Want to discover what movies are showing at the local theaters and the show times, use the movie operator and your location. Google will bring up a list of movies showing in your town along with the length of the movie, its rating, and a trailer to watch. Click on the movie and the theaters and times will show.
Example: movie 93720
The term weather followed by the city and state, zip code, or city and country will return a four-day forecast, the current temperature in Fahrenheit or Celsius, the wind speed, and humidity.
Example: weather San Francisco CA
If you want to know the current time in another place, type in time followed by the location (name of the city).
Example: time Frankfurt
14. Sunrise and Sunset
Type in either sunrise or sunset and the city to find out the time of the event.
Example: sunrise New Orleans
15. Sports Scores
To see scores and schedules of your favorite teams, type in the team name or league name.
16. Specific Search Type
The left hand navigation includes many options several are hidden under the term more… These include: web, images, maps, videos, news, shopping, books, places, flights, discussions, recipes, applications, and patents. Type in your search terms and click the option to filter your results.
To find information about recent earthquakes, type earthquake and the city and state or zip code. Try typing in just the word earthquake to find out the latest around the world.
18. Unit Conversion
Use Google to calculate unit conversion such as in weight, length, volume.
Example: 15.8 cm in inches
19. Public Data
You can find public data such as population or unemployment rate in a specific place.
Example: population New York
20. Poison Control
Type in the words poison control and the US hotline number will show at the top of the search.
Example: poison control
21. Suicide Prevention
Type in the words suicide prevention and the National Suicide Prevention Hotline number appears.
Example: suicide prevention
22. Flight Tracking
To see the flight status for arriving and departing US flights, type in the name of the airline and flight number. Google shows the times and gates.
Example: American Airlines 202
23. Flight Schedules
If you want to see a list of flights to or from a particular destination type in flight from or flight to and the place. You can include a second destination.

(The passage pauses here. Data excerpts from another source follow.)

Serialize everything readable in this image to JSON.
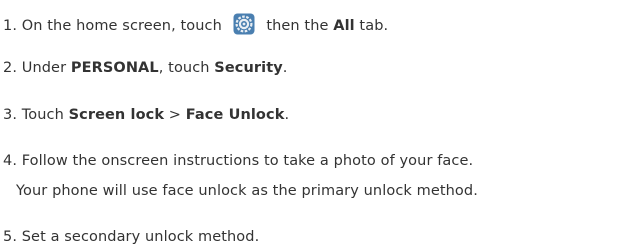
{
  "steps": [
    {
      "num": "1. ",
      "t1": "On the home screen, touch ",
      "icon": "settings-icon",
      "t2": " then the ",
      "b1": "All",
      "t3": " tab."
    },
    {
      "num": "2. ",
      "t1": "Under ",
      "b1": "PERSONAL",
      "t2": ", touch ",
      "b2": "Security",
      "t3": "."
    },
    {
      "num": "3. ",
      "t1": "Touch ",
      "b1": "Screen lock",
      "t2": " > ",
      "b2": "Face Unlock",
      "t3": "."
    },
    {
      "num": "4. ",
      "t1": "Follow the onscreen instructions to take a photo of your face.",
      "note": "Your phone will use face unlock as the primary unlock method."
    },
    {
      "num": "5. ",
      "t1": "Set a secondary unlock method."
    }
  ],
  "colors": {
    "text": "#333333",
    "icon_bg": "#4a7fb0",
    "icon_ring": "#e9eef3"
  }
}
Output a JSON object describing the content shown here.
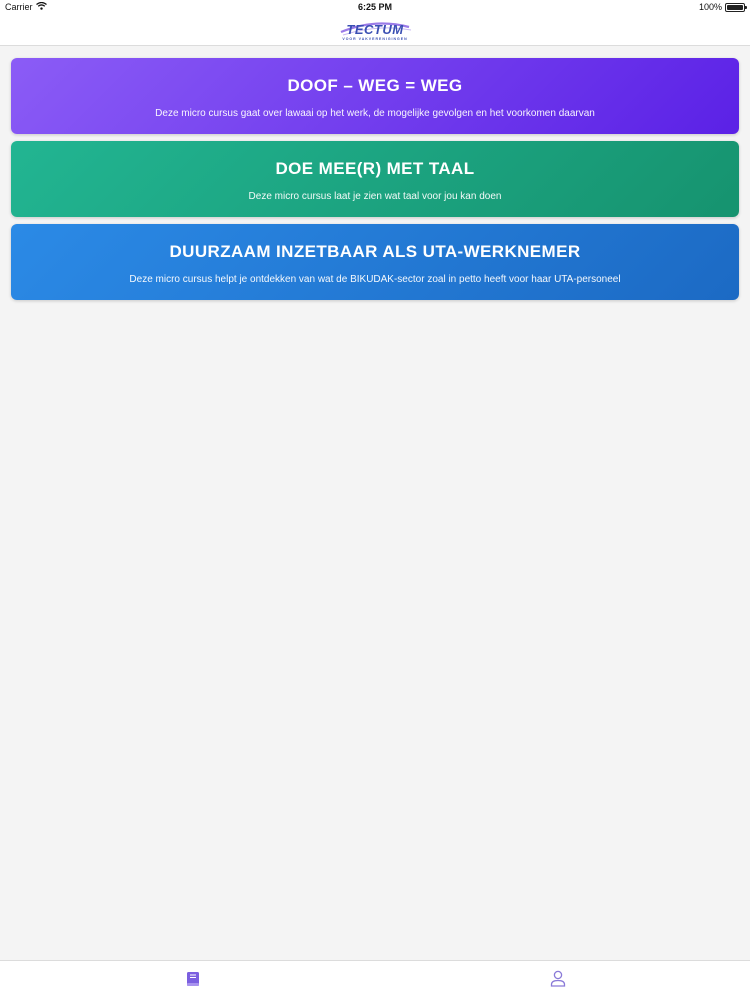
{
  "status_bar": {
    "carrier": "Carrier",
    "time": "6:25 PM",
    "battery": "100%"
  },
  "header": {
    "logo_text": "TECTUM",
    "logo_tagline": "VOOR VAKVERENIGINGEN"
  },
  "courses": [
    {
      "title": "DOOF – WEG = WEG",
      "description": "Deze micro cursus gaat over lawaai op het werk, de mogelijke gevolgen en het voorkomen daarvan",
      "gradient_start": "#8b5cf6",
      "gradient_end": "#5b21e6"
    },
    {
      "title": "DOE MEE(R) MET TAAL",
      "description": "Deze micro cursus laat je zien wat taal voor jou kan doen",
      "gradient_start": "#22b592",
      "gradient_end": "#16936f"
    },
    {
      "title": "DUURZAAM INZETBAAR ALS UTA-WERKNEMER",
      "description": "Deze micro cursus helpt je ontdekken van wat de BIKUDAK-sector zoal in petto heeft voor haar UTA-personeel",
      "gradient_start": "#2b8ae6",
      "gradient_end": "#1c6ac4"
    }
  ],
  "tab_bar": {
    "tabs": [
      {
        "icon": "book-icon",
        "active": true
      },
      {
        "icon": "person-icon",
        "active": false
      }
    ],
    "active_color": "#7b5fe0",
    "inactive_color": "#8a7ad8"
  }
}
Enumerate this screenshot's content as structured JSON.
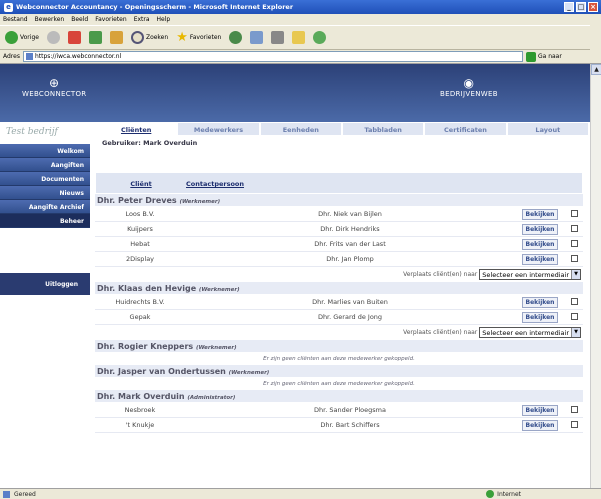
{
  "window": {
    "title": "Webconnector Accountancy - Openingsscherm - Microsoft Internet Explorer"
  },
  "menu": [
    "Bestand",
    "Bewerken",
    "Beeld",
    "Favorieten",
    "Extra",
    "Help"
  ],
  "toolbar": {
    "back": "Vorige",
    "search": "Zoeken",
    "favorites": "Favorieten"
  },
  "address": {
    "label": "Adres",
    "url": "https://iwca.webconnector.nl",
    "go": "Ga naar"
  },
  "header": {
    "left_logo": "WEBCONNECTOR",
    "right_logo": "BEDRIJVENWEB"
  },
  "company": "Test bedrijf",
  "sidebar": {
    "items": [
      {
        "label": "Welkom"
      },
      {
        "label": "Aangiften"
      },
      {
        "label": "Documenten"
      },
      {
        "label": "Nieuws"
      },
      {
        "label": "Aangifte Archief"
      },
      {
        "label": "Beheer"
      }
    ],
    "logout": "Uitloggen"
  },
  "tabs": [
    "Cliënten",
    "Medewerkers",
    "Eenheden",
    "Tabbladen",
    "Certificaten",
    "Layout"
  ],
  "user_line": "Gebruiker: Mark Overduin",
  "table": {
    "col_client": "Cliënt",
    "col_contact": "Contactpersoon",
    "view_label": "Bekijken",
    "move_label": "Verplaats cliënt(en) naar",
    "select_placeholder": "Selecteer een intermediair",
    "empty_note": "Er zijn geen cliënten aan deze medewerker gekoppeld."
  },
  "groups": [
    {
      "name": "Dhr. Peter Dreves",
      "role": "(Werknemer)",
      "rows": [
        {
          "client": "Loos B.V.",
          "contact": "Dhr. Niek van Bijlen"
        },
        {
          "client": "Kuijpers",
          "contact": "Dhr. Dirk Hendriks"
        },
        {
          "client": "Hebat",
          "contact": "Dhr. Frits van der Last"
        },
        {
          "client": "2Display",
          "contact": "Dhr. Jan Plomp"
        }
      ]
    },
    {
      "name": "Dhr. Klaas den Hevige",
      "role": "(Werknemer)",
      "rows": [
        {
          "client": "Huidrechts B.V.",
          "contact": "Dhr. Marlies van Buiten"
        },
        {
          "client": "Gepak",
          "contact": "Dhr. Gerard de Jong"
        }
      ]
    },
    {
      "name": "Dhr. Rogier Kneppers",
      "role": "(Werknemer)",
      "rows": []
    },
    {
      "name": "Dhr. Jasper van Ondertussen",
      "role": "(Werknemer)",
      "rows": []
    },
    {
      "name": "Dhr. Mark Overduin",
      "role": "(Administrator)",
      "rows": [
        {
          "client": "Nesbroek",
          "contact": "Dhr. Sander Ploegsma"
        },
        {
          "client": "'t Knukje",
          "contact": "Dhr. Bart Schiffers"
        }
      ]
    }
  ],
  "status": {
    "left": "Gereed",
    "zone": "Internet"
  }
}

Example: flights from San Francisco to Denver
24. Package Tracking
You can track packages shipped through UPS, FedEx, or USPS by typing in your tracking number into the query field. Google will ask you if you want to track your package after you enter the number.
25. Types of numbers
Google algorithms can recognize patterns in numbers you enter. This allows you to search for telephone area codes, vehicle ID numbers (US only), Federal Communications commission (FCC) equipment numbers (US only), UPC codes Federal Aviation Administration (FAA) airplane registration numbers (US only), and Patent numbers (US only).